Assim, quase todos os que se arriscam na militância, mesmo que seja apenas participativa durante um movimento especifico, ainda hoje, escutam a mesma coisa. O que fez com que as pessoas passassem a se esquivar ou temessem tanto o envolvimento político?

MEDO HISTÓRICO

Para nossa sorte, a elite dominante no Brasil não é criativa. Até hoje faz o mesmo jogo para intimidar pessoas comuns de se aproximarem do poder, de protestarem contra as imposições sociais e políticas  que só aos ricos e poderosos interessam. Eles querem o povo ignorante e fácil de iludir.
Existe um fato narrado sobre um jantar muito elegante num palacete em Petrópolis onde o Imperador Pedro II estava presente. Dizem que um barão ou qualquer coisa assim se aproximou e ao escutar Pedro falar com entusiasmo sobre os seus planos culturais se mostrou preocupado.
- Queira me perdoar por discordar desses projetos. São perigosos!
- Não acredito nisso! – Disse o Imperador. – Onde está o perigo?
- Se esse povo aprende a ler, fica sabendo mais do que precisa, logo, até vão acreditar que podem ser deputados ou até mesmo Imperadores.
- Talvez deputados! – disse Pedro II. – Não se descuide, mas, Imperadores..., jamais!
Pouco tempo depois dessa conversa, aconteceu o golpe militar que proclamou a republica. Basta lembrar que esse pensamento do tal conde ou barão, foi mantido e hoje o PT incomoda muito. Foi eleito um presidente vindo do povo.
Naquela época, como agora, o método era o mesmo. Isso ocorreu durante toda a existência da política brasileira. Eles mantinham ideologicamente a ignorância do povo. Faziam terror jornalístico em forma de boatos de falcatruas e algumas vezes deixavam passar para  publicação. Assim ganhavam duas vezes, destruíam opositores ou rivais e ainda de quebra, afastavam deles o povo que apenas sacudia a cabeça concordando com tudo que não entendiam.
A imprensa sempre esteve nas mãos da elite dominante embora nem sempre escrita por eles, por isso mesmo, o povo se iludia. Quando o jornal falava, a verdade estava ali consignada para sempre. Um desmentido, nem era notado já que a sua publicação não produzia efeito, sem alarde e sem um destaque com a mesma importância da denuncia.
O povo, com a sua honestidade latente, ficava indignado e torcia o nariz.
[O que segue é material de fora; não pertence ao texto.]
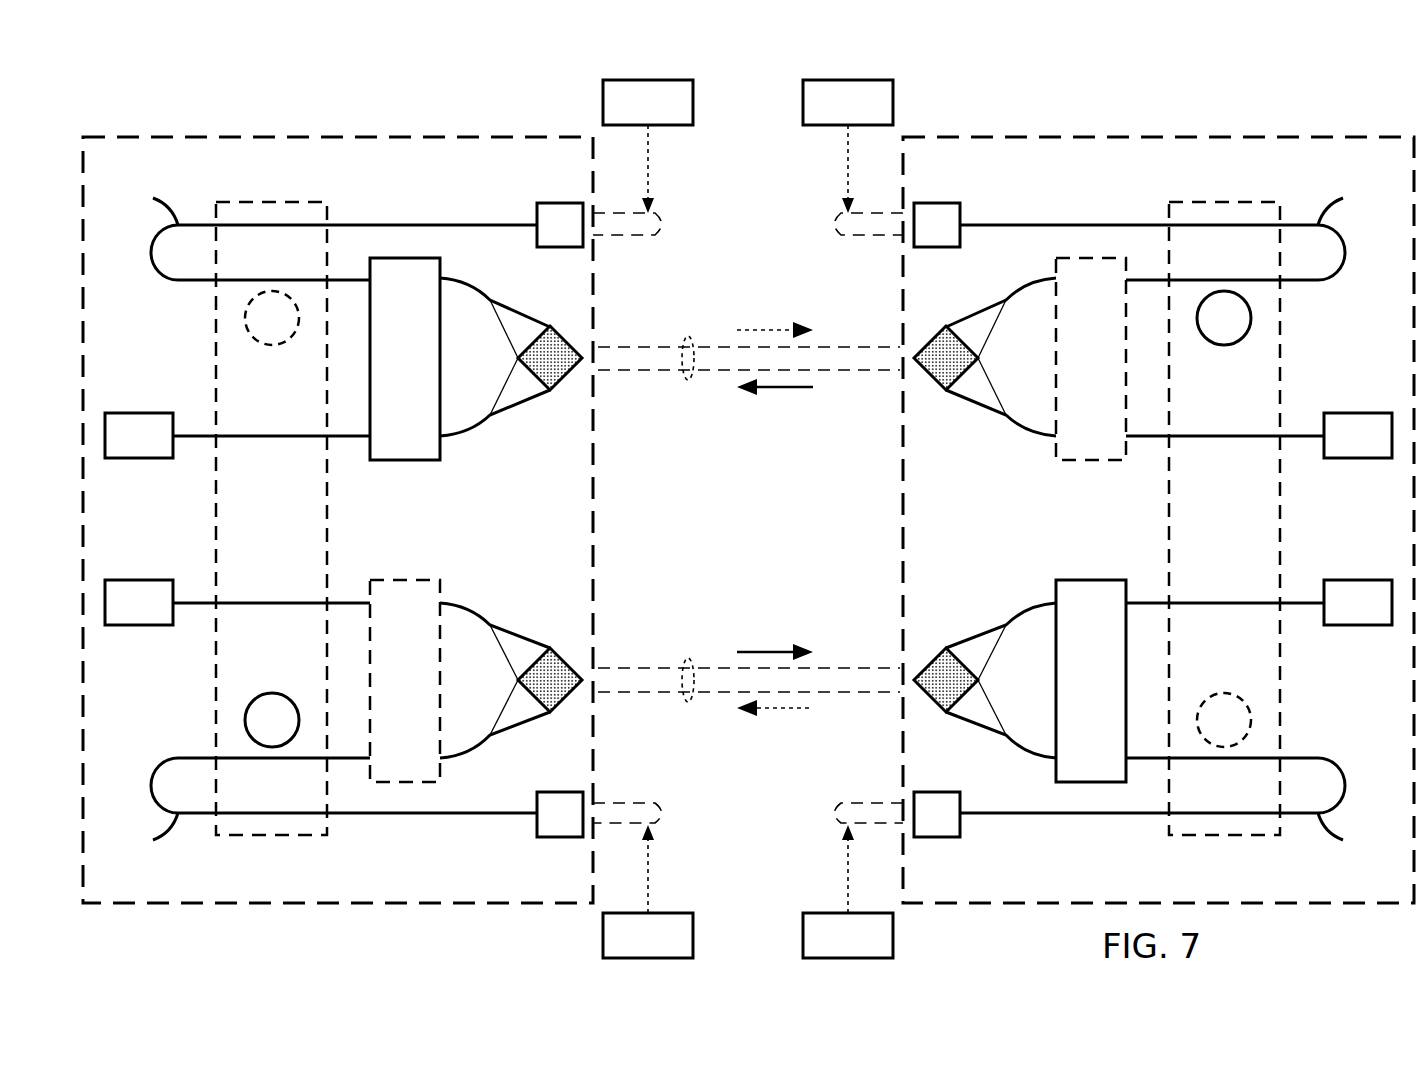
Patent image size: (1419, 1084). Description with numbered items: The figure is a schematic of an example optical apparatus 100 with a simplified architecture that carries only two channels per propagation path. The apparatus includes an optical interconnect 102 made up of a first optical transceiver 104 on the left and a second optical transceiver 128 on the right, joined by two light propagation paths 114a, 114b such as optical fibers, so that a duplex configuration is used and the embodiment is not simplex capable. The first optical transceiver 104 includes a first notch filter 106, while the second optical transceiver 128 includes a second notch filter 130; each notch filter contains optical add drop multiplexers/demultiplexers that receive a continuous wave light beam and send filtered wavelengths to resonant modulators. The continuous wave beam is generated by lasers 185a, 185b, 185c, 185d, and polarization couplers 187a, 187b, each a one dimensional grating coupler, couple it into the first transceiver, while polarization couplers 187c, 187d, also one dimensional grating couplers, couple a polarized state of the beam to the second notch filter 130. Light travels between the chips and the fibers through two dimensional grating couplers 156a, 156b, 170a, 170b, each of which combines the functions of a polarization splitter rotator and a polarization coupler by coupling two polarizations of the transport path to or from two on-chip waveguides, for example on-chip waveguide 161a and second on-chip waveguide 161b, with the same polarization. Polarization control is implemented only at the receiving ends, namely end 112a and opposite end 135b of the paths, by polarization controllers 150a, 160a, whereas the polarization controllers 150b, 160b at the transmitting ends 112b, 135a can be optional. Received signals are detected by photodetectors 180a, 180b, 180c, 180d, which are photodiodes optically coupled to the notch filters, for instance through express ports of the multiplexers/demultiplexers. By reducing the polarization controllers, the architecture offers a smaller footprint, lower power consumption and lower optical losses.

The optical apparatus 100 is at (112, 90).
The optical interconnect 102 is at (1325, 108).
The first optical transceiver 104 is at (254, 132).
The first notch filter 106 is at (290, 532).
The end of light propagation path 112a is at (600, 345).
The end of light propagation path 112b is at (600, 667).
The light propagation path 114a is at (688, 382).
The light propagation path 114b is at (688, 704).
The second optical transceiver 128 is at (1248, 130).
The second notch filter 130 is at (1246, 531).
The opposite end of light propagation path 135a is at (900, 345).
The opposite end of light propagation path 135b is at (900, 667).
The polarization controller 150a is at (403, 462).
The polarization controller 150b is at (405, 578).
The 2D grating coupler 156a is at (566, 330).
The 2D grating coupler 156b is at (562, 714).
The polarization controller 160a is at (1090, 578).
The polarization controller 160b is at (1092, 462).
The on-chip waveguide 161a is at (427, 222).
The second on-chip waveguide 161b is at (438, 816).
The 2D grating coupler 170a is at (932, 330).
The 2D grating coupler 170b is at (932, 712).
The photodetector 180a is at (140, 412).
The photodetector 180b is at (140, 626).
The photodetector 180c is at (1358, 412).
The photodetector 180d is at (1356, 626).
The laser 185a is at (603, 100).
The laser 185b is at (603, 940).
The laser 185c is at (893, 100).
The laser 185d is at (893, 938).
The polarization coupler 187a is at (560, 202).
The polarization coupler 187b is at (560, 838).
The polarization coupler 187c is at (937, 838).
The polarization coupler 187d is at (937, 202).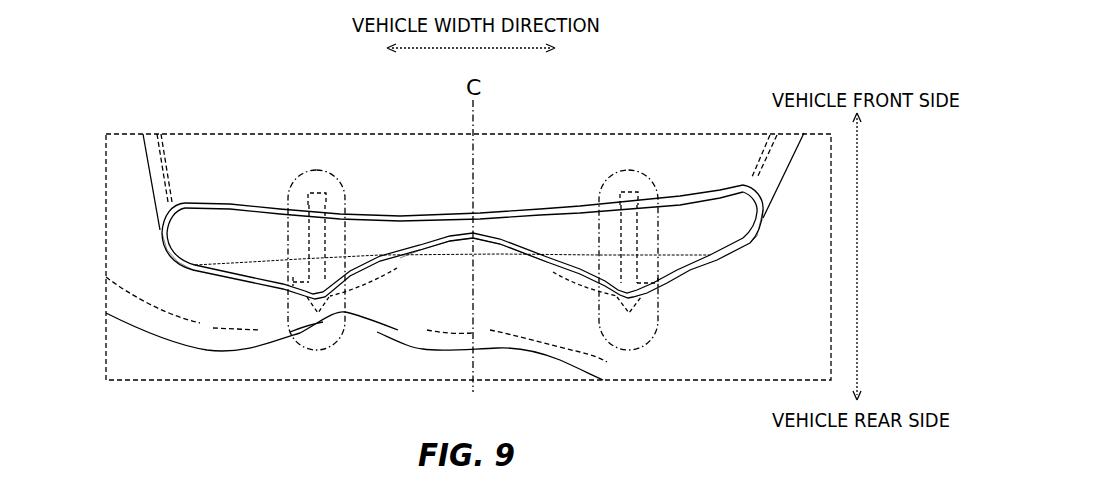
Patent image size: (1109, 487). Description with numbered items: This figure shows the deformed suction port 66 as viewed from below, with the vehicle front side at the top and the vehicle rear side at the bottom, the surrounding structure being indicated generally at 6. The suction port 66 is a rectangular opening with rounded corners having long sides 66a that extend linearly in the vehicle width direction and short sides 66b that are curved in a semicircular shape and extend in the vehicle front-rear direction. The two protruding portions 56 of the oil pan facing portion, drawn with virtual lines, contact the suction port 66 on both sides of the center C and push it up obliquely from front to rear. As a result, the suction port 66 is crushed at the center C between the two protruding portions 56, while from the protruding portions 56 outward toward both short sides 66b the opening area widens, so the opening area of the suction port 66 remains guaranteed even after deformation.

The vehicle body 6 is at (140, 170).
The protruding portion 56 is at (322, 170).
The suction port 66 is at (186, 272).
The long side 66a is at (458, 217).
The short side 66b is at (158, 230).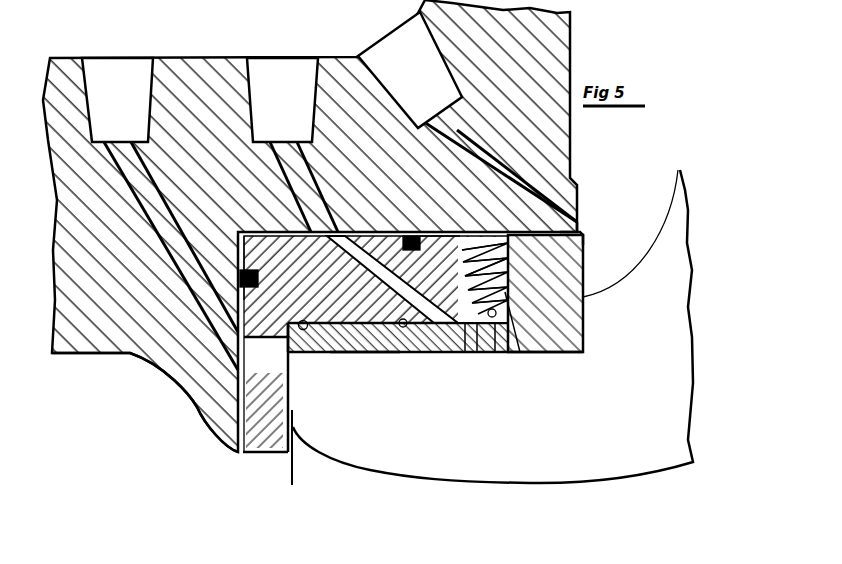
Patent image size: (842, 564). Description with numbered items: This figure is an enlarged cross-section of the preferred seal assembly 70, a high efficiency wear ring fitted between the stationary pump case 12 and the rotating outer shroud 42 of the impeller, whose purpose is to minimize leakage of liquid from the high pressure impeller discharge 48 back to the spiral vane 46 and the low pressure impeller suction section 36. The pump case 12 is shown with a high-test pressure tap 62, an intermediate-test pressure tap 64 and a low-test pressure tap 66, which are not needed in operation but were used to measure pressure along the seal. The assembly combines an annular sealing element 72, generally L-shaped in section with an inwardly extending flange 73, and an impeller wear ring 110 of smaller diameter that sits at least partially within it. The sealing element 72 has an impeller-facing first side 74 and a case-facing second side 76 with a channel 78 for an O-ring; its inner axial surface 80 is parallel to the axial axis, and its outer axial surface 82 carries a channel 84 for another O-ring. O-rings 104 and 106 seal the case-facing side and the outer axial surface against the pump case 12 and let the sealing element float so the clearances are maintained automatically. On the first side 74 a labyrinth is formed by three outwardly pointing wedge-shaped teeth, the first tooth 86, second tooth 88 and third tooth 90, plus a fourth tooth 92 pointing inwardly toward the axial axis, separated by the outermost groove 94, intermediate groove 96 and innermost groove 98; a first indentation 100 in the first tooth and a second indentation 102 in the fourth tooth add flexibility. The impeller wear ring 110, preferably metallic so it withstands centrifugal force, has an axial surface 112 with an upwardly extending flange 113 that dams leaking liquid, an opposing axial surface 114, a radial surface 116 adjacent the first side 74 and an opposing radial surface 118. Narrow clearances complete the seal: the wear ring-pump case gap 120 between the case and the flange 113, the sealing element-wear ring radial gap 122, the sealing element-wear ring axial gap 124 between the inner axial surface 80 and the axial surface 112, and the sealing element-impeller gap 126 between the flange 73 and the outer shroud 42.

The pump case 12 is at (522, 73).
The low pressure impeller suction section 36 is at (274, 447).
The outer shroud 42 is at (642, 400).
The spiral vane 46 is at (311, 471).
The high pressure impeller discharge 48 is at (631, 147).
The high-test pressure tap 62 is at (392, 42).
The intermediate-test pressure tap 64 is at (286, 70).
The low-test pressure tap 66 is at (126, 72).
The seal assembly 70 is at (634, 198).
The annular sealing element 72 is at (370, 225).
The inwardly extending flange 73 is at (247, 453).
The first side 74 is at (495, 353).
The second side 76 is at (240, 300).
The channel 78 is at (241, 270).
The inner axial surface 80 is at (303, 320).
The outer axial surface 82 is at (268, 232).
The channel 84 is at (426, 232).
The first tooth 86 is at (472, 245).
The second tooth 88 is at (500, 262).
The third tooth 90 is at (500, 286).
The fourth tooth 92 is at (478, 353).
The outermost groove 94 is at (505, 249).
The intermediate groove 96 is at (505, 268).
The innermost groove 98 is at (520, 318).
The first indentation 100 is at (500, 234).
The second indentation 102 is at (466, 332).
The O-ring 104 is at (260, 282).
The O-ring 106 is at (406, 235).
The impeller wear ring 110 is at (548, 353).
The axial surface 112 is at (349, 351).
The upwardly extending flange 113 is at (581, 235).
The opposing axial surface 114 is at (357, 353).
The radial surface 116 is at (518, 333).
The opposing radial surface 118 is at (586, 282).
The wear ring-pump case gap 120 is at (580, 226).
The sealing element-wear ring radial gap 122 is at (500, 298).
The sealing element-wear ring axial gap 124 is at (357, 321).
The sealing element-impeller gap 126 is at (289, 400).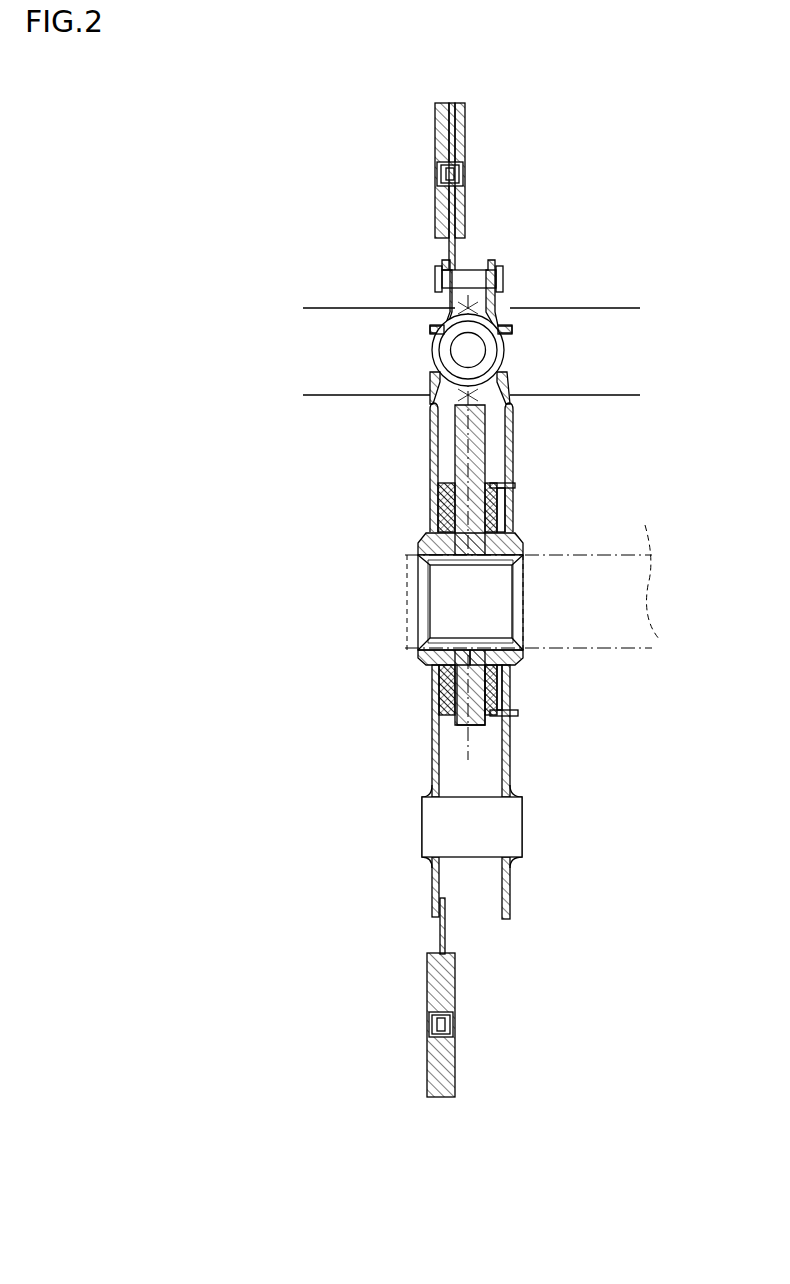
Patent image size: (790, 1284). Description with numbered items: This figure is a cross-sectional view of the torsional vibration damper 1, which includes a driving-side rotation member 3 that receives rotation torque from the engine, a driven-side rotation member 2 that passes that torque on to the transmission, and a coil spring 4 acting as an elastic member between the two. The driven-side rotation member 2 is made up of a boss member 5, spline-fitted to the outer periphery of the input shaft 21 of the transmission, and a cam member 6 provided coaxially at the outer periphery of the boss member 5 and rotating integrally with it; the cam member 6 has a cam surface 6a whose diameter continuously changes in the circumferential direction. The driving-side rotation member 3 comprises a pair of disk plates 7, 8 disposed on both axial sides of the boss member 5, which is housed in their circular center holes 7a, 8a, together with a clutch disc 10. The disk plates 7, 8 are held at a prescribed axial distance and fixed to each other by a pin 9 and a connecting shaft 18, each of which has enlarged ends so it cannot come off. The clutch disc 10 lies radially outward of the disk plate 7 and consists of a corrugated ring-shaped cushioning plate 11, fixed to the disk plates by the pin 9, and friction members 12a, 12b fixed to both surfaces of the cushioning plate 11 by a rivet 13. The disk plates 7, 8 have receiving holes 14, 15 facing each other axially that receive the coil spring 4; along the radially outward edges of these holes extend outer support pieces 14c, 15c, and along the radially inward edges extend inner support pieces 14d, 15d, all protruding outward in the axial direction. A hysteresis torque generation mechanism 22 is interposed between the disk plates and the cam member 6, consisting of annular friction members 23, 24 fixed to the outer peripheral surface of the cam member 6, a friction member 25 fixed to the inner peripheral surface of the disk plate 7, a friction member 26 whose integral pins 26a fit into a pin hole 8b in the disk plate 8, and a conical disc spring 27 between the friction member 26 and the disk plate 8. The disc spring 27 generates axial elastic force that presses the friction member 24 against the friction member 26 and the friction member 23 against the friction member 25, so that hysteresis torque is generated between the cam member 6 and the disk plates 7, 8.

The torsional vibration damper 1 is at (500, 95).
The driven-side rotation member 2 is at (527, 540).
The driving-side rotation member 3 is at (500, 308).
The coil spring 4 is at (472, 350).
The boss member 5 is at (432, 543).
The cam member 6 is at (446, 690).
The cam surface 6a is at (470, 728).
The disk plate 7 is at (430, 425).
The center hole 7a is at (421, 652).
The disk plate 8 is at (512, 425).
The center hole 8a is at (523, 652).
The pin hole 8b is at (510, 725).
The pin 9 is at (476, 274).
The clutch disc 10 is at (427, 170).
The cushioning plate 11 is at (457, 252).
The friction member 12a is at (435, 118).
The friction member 12b is at (465, 118).
The rivet 13 is at (463, 173).
The receiving hole 14 is at (432, 346).
The outer support piece 14c is at (432, 326).
The inner support piece 14d is at (430, 374).
The receiving hole 15 is at (506, 346).
The outer support piece 15c is at (506, 326).
The inner support piece 15d is at (508, 374).
The connecting shaft 18 is at (506, 828).
The input shaft 21 is at (533, 572).
The hysteresis torque generation mechanism 22 is at (510, 506).
The friction member 23 is at (443, 700).
The friction member 24 is at (497, 690).
The friction member 25 is at (437, 508).
The friction member 26 is at (507, 520).
The pin 26a is at (520, 485).
The disc spring 27 is at (510, 705).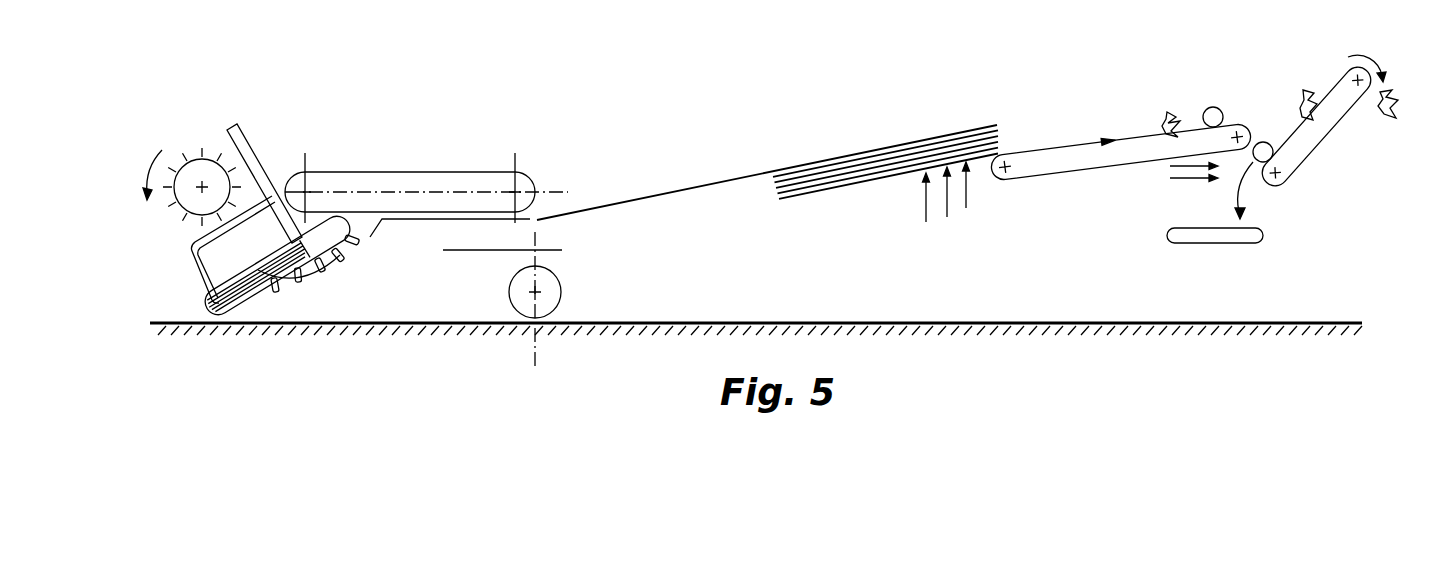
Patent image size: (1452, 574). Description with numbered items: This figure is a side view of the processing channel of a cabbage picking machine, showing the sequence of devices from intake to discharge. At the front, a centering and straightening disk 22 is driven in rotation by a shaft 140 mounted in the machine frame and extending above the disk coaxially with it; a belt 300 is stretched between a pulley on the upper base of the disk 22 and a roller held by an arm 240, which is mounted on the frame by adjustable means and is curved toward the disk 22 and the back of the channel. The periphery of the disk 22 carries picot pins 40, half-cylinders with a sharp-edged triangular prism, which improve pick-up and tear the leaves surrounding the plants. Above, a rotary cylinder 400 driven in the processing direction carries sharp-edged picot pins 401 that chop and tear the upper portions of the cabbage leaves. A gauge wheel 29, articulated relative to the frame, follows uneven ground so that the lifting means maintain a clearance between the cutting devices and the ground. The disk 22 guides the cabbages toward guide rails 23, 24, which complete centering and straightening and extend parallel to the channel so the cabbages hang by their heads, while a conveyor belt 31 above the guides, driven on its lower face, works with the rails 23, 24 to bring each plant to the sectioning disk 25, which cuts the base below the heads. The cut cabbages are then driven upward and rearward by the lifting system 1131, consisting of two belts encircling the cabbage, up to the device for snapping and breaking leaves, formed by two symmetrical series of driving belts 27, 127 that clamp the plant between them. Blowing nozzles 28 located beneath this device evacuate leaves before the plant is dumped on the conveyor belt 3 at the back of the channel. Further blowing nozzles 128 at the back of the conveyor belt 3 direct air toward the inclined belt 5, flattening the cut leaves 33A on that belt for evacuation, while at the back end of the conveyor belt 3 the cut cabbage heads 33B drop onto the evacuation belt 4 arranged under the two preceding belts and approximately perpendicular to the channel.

The rotary cylinder 400 is at (183, 153).
The picot pins 401 is at (195, 162).
The shaft 140 is at (258, 155).
The arm 240 is at (190, 243).
The belt 300 is at (292, 296).
The centering and straightening disk 22 is at (308, 267).
The picot pins 40 is at (357, 242).
The conveyor belt 31 is at (423, 172).
The guide rail 24 is at (450, 258).
The guide rail 23 is at (408, 222).
The sectioning disk 25 is at (490, 252).
The gauge wheel 29 is at (553, 285).
The lifting system 1131 is at (680, 188).
The driving belt 27 is at (885, 141).
The driving belt 127 is at (895, 152).
The blowing nozzles 28 is at (926, 212).
The conveyor belt 3 is at (1053, 157).
The blowing nozzles 128 is at (1174, 181).
The cut cabbage heads 33B is at (1223, 117).
The inclined belt 5 is at (1337, 92).
The cut leaves 33A is at (1303, 92).
The evacuation belt 4 is at (1263, 236).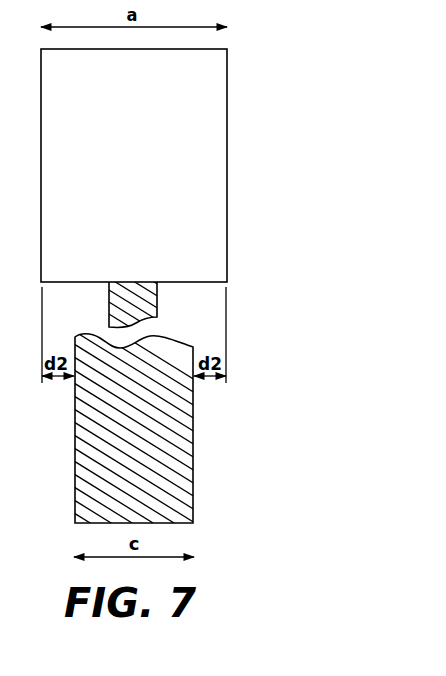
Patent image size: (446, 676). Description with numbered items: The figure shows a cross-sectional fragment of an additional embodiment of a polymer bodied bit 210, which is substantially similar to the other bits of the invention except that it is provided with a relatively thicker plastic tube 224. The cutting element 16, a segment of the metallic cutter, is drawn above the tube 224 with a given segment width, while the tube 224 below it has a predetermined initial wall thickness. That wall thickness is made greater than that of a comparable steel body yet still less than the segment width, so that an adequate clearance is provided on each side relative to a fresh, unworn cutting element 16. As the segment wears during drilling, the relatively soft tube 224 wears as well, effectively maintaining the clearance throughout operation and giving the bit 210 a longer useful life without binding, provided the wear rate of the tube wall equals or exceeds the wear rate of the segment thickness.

Na outra ponta dessa honestidade havia o interesse pessoal e quase todo mundo queria se aproveitar dos políticos para tentar lamber um pouco dessa gosma nojenta e lucrativa que os enriquecia. Vendiam suas almas sem qualquer constrangimento.
“Todo mundo rouba!” diziam quando eram cobrados pelos que não concordavam com esse ato aproveitador ou não foram chamados para participarem.
Dessa maneira, ficava muito difícil ser honesto de verdade. Só por uma defesa ideológica, os chamados de “Otários” se mantinham longe dessa tentação. Mudou alguma coisa? O que acontece nos dias de hoje?

#FORATEMER!

Um comentário:

  1. Gostaria de parabenizar o Farias pelo o belíssimo artigo.
    É uma verdadeira síntese de nossa história política recente, dotando de informações pertinentes ao embate do dia a dia, e nos mostrando as armadilhas que surgem ao longo da caminhada.